Cinco de Mayo does indeed mark a Mexican military victory over the invading French army on May 5, 1862, but it’s celebrated more in the United States because in 1862, U.S. Latinos of Mexican heritage parlayed the victory as a rallying cry that the Union could also win the Civil War.
That’s because the French sympathized with the Confederacy, and Hispanics sided with the Union in its fight against slavery and elitism, Hayes-Bautista said. France sought to impose a monarchy over democratic Mexico while U.S. foreign power weakened during the War Between the States. . . .
Hayes-Bautista was culling Spanish-language newspapers in California and Oregon for vital statistics from the 1800s when he noticed how the Civil War and Cinco de Mayo battle were intertwined. He researches the epidemiology and demography of Latinos in California because he’s director of UCLA’s Center for the Study of Latino Health and Culture.
“I’m seeing how in the minds of the Spanish-reading public in California that they were basically looking at one war with two fronts, one against the Confederacy in the east and the other against the French in the south,” Hayes-Bautista said in an interview with CNN.
“In Mexico today, Cinco de Mayo means the Mexican army defeated the French army,” he continued. “In California and Oregon, the news was interpreted as finally that the army of freedom and democracy won a big one against the army of slavery and elitism. And the fact that those two armies had to meet in Mexico was immaterial because they were fighting for the same issues — defending freedom and democracy. Latinos were joining the Union army, Union cavalry, Union navy.
“The French goal was to eliminate democracy, and remember that Mexico had democracy only for 30 or 40 years at that point,” he added. “Remember, Europe was ruled mostly by monarchs.”

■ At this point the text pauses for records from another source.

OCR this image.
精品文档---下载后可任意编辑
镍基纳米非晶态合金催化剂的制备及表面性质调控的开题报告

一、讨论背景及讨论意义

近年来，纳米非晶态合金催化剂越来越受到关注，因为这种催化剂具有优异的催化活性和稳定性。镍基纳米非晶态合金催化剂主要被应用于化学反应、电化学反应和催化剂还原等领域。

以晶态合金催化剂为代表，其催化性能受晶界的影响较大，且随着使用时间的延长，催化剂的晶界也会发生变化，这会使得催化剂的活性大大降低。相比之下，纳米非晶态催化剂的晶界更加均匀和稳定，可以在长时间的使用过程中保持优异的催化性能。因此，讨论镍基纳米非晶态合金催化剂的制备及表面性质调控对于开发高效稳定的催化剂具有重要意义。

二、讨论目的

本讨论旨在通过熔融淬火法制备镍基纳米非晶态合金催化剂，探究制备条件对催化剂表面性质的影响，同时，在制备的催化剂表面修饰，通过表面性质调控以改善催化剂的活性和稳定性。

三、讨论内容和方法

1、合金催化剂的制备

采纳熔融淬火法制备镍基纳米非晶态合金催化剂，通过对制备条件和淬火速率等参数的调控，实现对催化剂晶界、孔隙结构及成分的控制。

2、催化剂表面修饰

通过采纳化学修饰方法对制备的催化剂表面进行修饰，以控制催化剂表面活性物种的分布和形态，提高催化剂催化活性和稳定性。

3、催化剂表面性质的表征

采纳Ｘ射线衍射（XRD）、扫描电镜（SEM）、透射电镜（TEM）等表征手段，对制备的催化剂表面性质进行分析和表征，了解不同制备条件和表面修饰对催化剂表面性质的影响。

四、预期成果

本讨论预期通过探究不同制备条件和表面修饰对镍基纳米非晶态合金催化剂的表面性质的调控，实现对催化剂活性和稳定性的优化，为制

French emperor Napoleon III “was no friend of the Union and was definitely a friend of the Confederacy and flirted with the Confederacy constantly with the possible recognition of the Confederate government,” Hayes-Bautista said. President Abraham Lincoln never referred to the Confederacy as a separate government: they were states in rebellion,” the professor said.

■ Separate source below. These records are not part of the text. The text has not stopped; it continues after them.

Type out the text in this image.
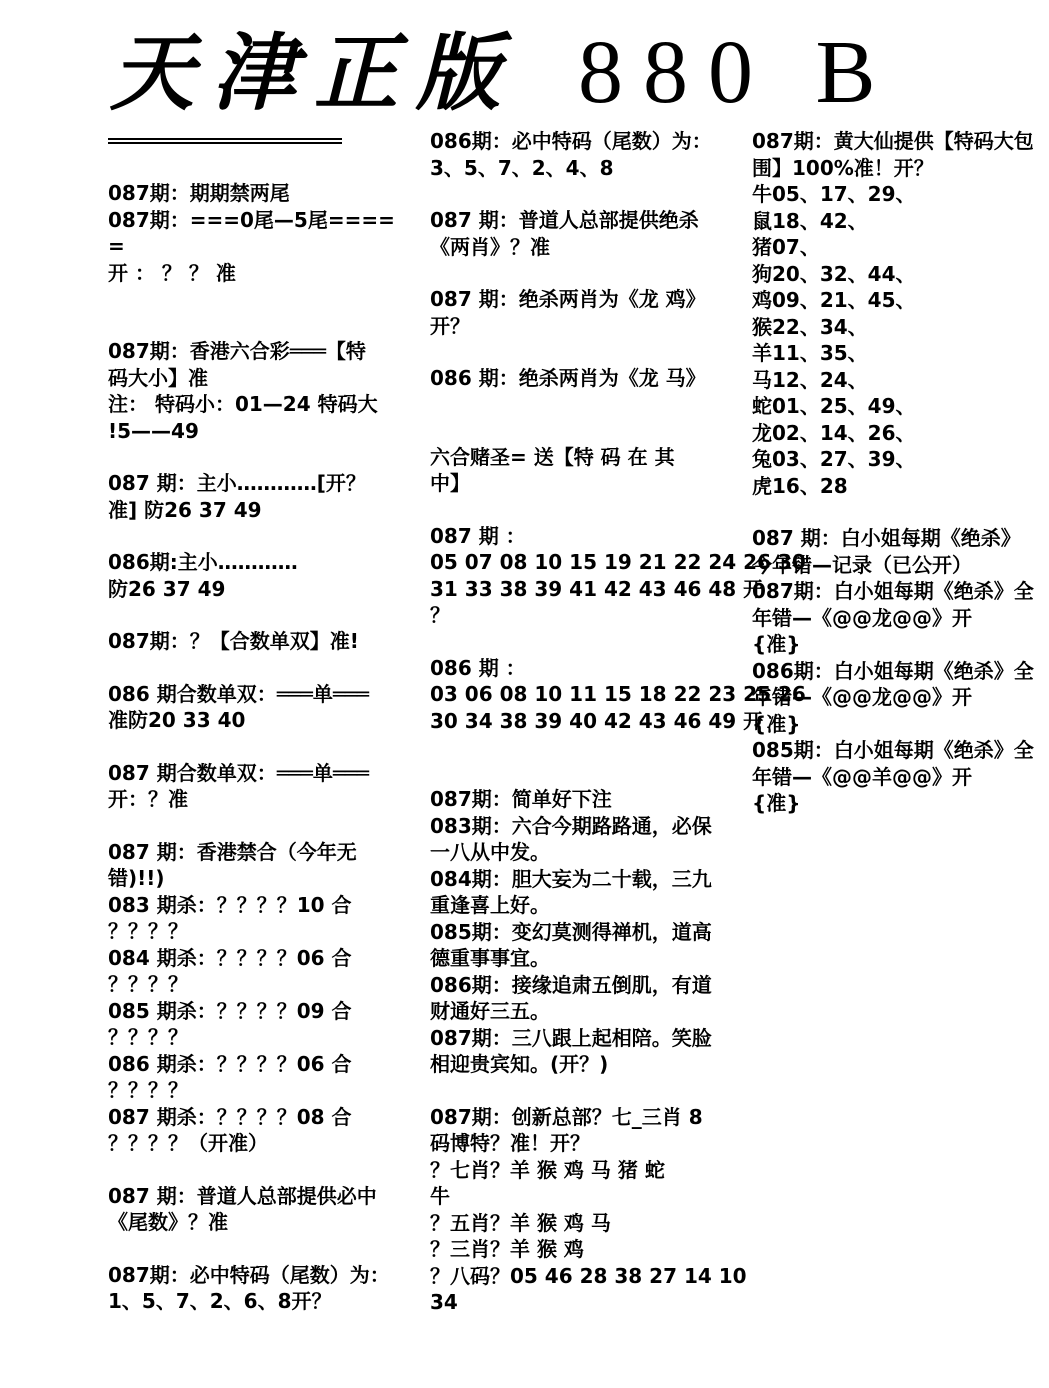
天津正版 880 B
087期：期期禁两尾
087期：===0尾—5尾====
=
开 ： ？ ？ 准
087期：香港六合彩═══【特
码大小】准
注： 特码小：01—24 特码大
!5——49
087 期：主小…………[开？
准] 防26 37 49
086期:主小…………
防26 37 49
087期：？【合数单双】准!
086 期合数单双：═══单═══
准防20 33 40
087 期合数单双：═══单═══
开：？准
087 期：香港禁合（今年无
错)!!)
083 期杀：？？？？10 合
？？？？
084 期杀：？？？？06 合
？？？？
085 期杀：？？？？09 合
？？？？
086 期杀：？？？？06 合
？？？？
087 期杀：？？？？08 合
？？？？（开准）
087 期：普道人总部提供必中
《尾数》？准
087期：必中特码（尾数）为：
1、5、7、2、6、8开？
086期：必中特码（尾数）为：
3、5、7、2、4、8
087 期：普道人总部提供绝杀
《两肖》？准
087 期：绝杀两肖为《龙 鸡》
开？
086 期：绝杀两肖为《龙 马》
六合赌圣= 送【特 码 在 其
中】
087 期 ：
05 07 08 10 15 19 21 22 24 26 30
31 33 38 39 41 42 43 46 48 开
？
086 期 ：
03 06 08 10 11 15 18 22 23 25 26
30 34 38 39 40 42 43 46 49 开
087期：简单好下注
083期：六合今期路路通，必保
一八从中发。
084期：胆大妄为二十载，三九
重逢喜上好。
085期：变幻莫测得禅机，道高
德重事事宜。
086期：接缘追肃五倒肌，有道
财通好三五。
087期：三八跟上起相陪。笑脸
相迎贵宾知。(开？)
087期：创新总部？七_三肖 8
码博特？准！开？
？七肖？羊 猴 鸡 马 猪 蛇
牛
？五肖？羊 猴 鸡 马
？三肖？羊 猴 鸡
？八码？05 46 28 38 27 14 10
34
087期：黄大仙提供【特码大包
围】100%准！开？
牛05、17、29、
鼠18、42、
猪07、
狗20、32、44、
鸡09、21、45、
猴22、34、
羊11、35、
马12、24、
蛇01、25、49、
龙02、14、26、
兔03、27、39、
虎16、28
087 期：白小姐每期《绝杀》
今年错—记录（已公开）
087期：白小姐每期《绝杀》全
年错—《@@龙@@》开
{准}
086期：白小姐每期《绝杀》全
年错—《@@龙@@》开
{准}
085期：白小姐每期《绝杀》全
年错—《@@羊@@》开
{准}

I’ll have to cogitate some on this idea that Puebla was viewed by Hispanics in the Far West as, in effect, a proxy Union victory. It’s certainly true that a good many Hispanics served the Confederacy, as well. We do sometimes forget, these days, how fluid borders and cultures were in the Southwest 150 years ago. The hero of the Battle of Puebla, Ignacio Zaragoza Seguín, for example, was born at Presidio la Bahía, near present-day Goliad, Texas in 1829.